[PATCH weston 1/1] compositor: Abort on bad page flip timestamps

Fri Nov 7 01:36:30 PST 2014

On Fri, 07 Nov 2014 07:04:16 +0100
Mario Kleiner <mario.kleiner.de at gmail.com> wrote:

> On 06/11/14 17:42, Pekka Paalanen wrote:
> > On Thu, 06 Nov 2014 16:08:56 +0900
> > Michel Dänzer <michel at daenzer.net> wrote:
> >
> >> On 06.11.2014 03:06, Frederic Plourde wrote:
> >>> Many features, like animations, hardly depend on page flip timestamps
> >>> to work properly, but some DRM drivers do not correctly support page flip
> >>> timestamps (or not at all) and in that case, things start to go wrong.
> >>>
> >>> This patch adds sanity check to weston_output_finish_frame. By solely
> >>> verifying that page flip timestamps are monotonically increasing, we
> >>> make sure that :
> >>>
> >>> 1) Underlying driver is not throwing zeroed-out timestamp series at us.
> >>> 2) We have not mistakenly jumped backwards because of integer overflow.
> >>>
> >>> If a pathological case is detected, we gracefully exit Weston
> >>> with an appropriate exit code to help developers debug their drivers.
> >>
> >> That seems a bit harsh.
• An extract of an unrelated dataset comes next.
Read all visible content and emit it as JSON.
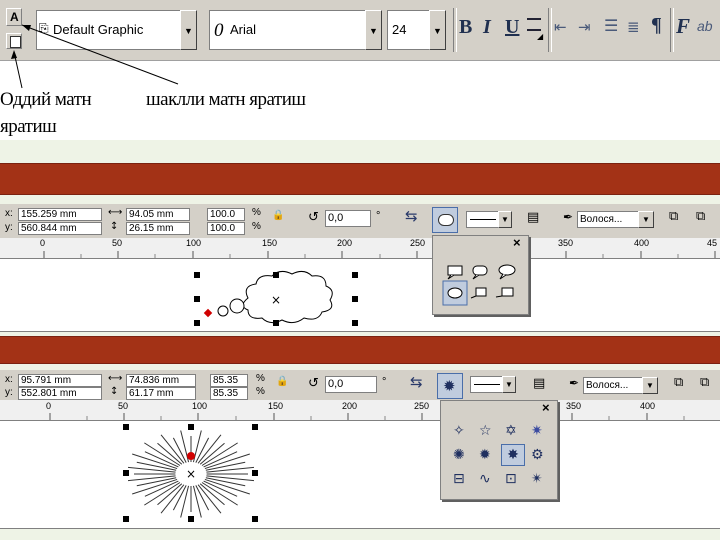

IIRC, zero can be returned for the timestamp
> >> intermittently if no accurate timestamp value can be determined, e.g.
> >> because the CRTC is disabled. At the very least, I'd recommend
> >> double-checking this with Mario Kleiner (Cc'd) and the dri-devel mailing
> >> list.
> >
> > Can that really happen if we are not doing stupid things like
> > attempting to flip on a disabled crtc or output?
> >
> 
> I don't think it could happen for non-stupid regular use and would 
> indicate a driver bug.
> 
> > Or can it happen, if we schedule a flip, then disable the crtc
> > before the flip completes? Or maybe when an output is hot-unplugged?
> >
> 
> On kernels <= 3.17 disabling vblank irqs will clear the cached timestamp 
> to zero, so a waitvblank ioctl() for a pure query of msc/ust could 
> return zero as a signal of "invalid/undefined timestamp" on some drivers 
> under some circumstances. Basically a -EAGAIN error code.
> 
> But that shouldn't ever happen for kms-pageflip completion timestamps, 
> because vblank irqs don't get disabled while a pageflip is pending, as 
> the pending pageflip keeps the vblank reference count > 0.
> 
> There are also some new patches into Linux 3.18rc which should prevent 
> returning zero timestamps even for pure waitvblank ioctl() queries if 
> vblank irqs get disabled for one reason or the other, cfe.
> 
> http://git.kernel.org/cgit/linux/kernel/git/torvalds/linux.git/commit/drivers/gpu/drm/drm_irq.c?id=844b03f27739135fe1fed2fef06da0ffc4c7a081
> 
> kms drivers should usually use the drm_send_vblank_event() helper in 
> their pageflip completion routine. That helper will ideally send out the 
> cached vblank count and high precision timestamps which were computed 
> during the most recent vblank interrupt for the crtc that pageflipped. 
> There's also some fallback there which, if no crtc is specified (crtc == 
> -1), will simply return a msc of zero and the current system time as 
> timestamp. The fallback is for gpus with weird flip completion 
> behaviour. Currently nouveau uses it for old < NV-50 gpu's where we 
> couldn't find a better way to make pageflip completion behave 
> properly/reliably due to some hardware weirdness.
> 
> > Is zero a special timestamp that simply cannot be produced during
> > normal operations, like due to clock wrap-around?
> >
> 
> The timestamps are CLOCK_MONOTONIC uint32 seconds.microseconds since 
> bootup, so a wraparound would ony happen after 2^32 seconds or 136 
> years, so normal operation shouldn't cause a zero timestamp.
> 
> So i think observing zero pageflip timestamps would be a sign that the 
> kms-driver needs fixing.

Cool, thank you for that. So zero timestamp is basically a driver bug.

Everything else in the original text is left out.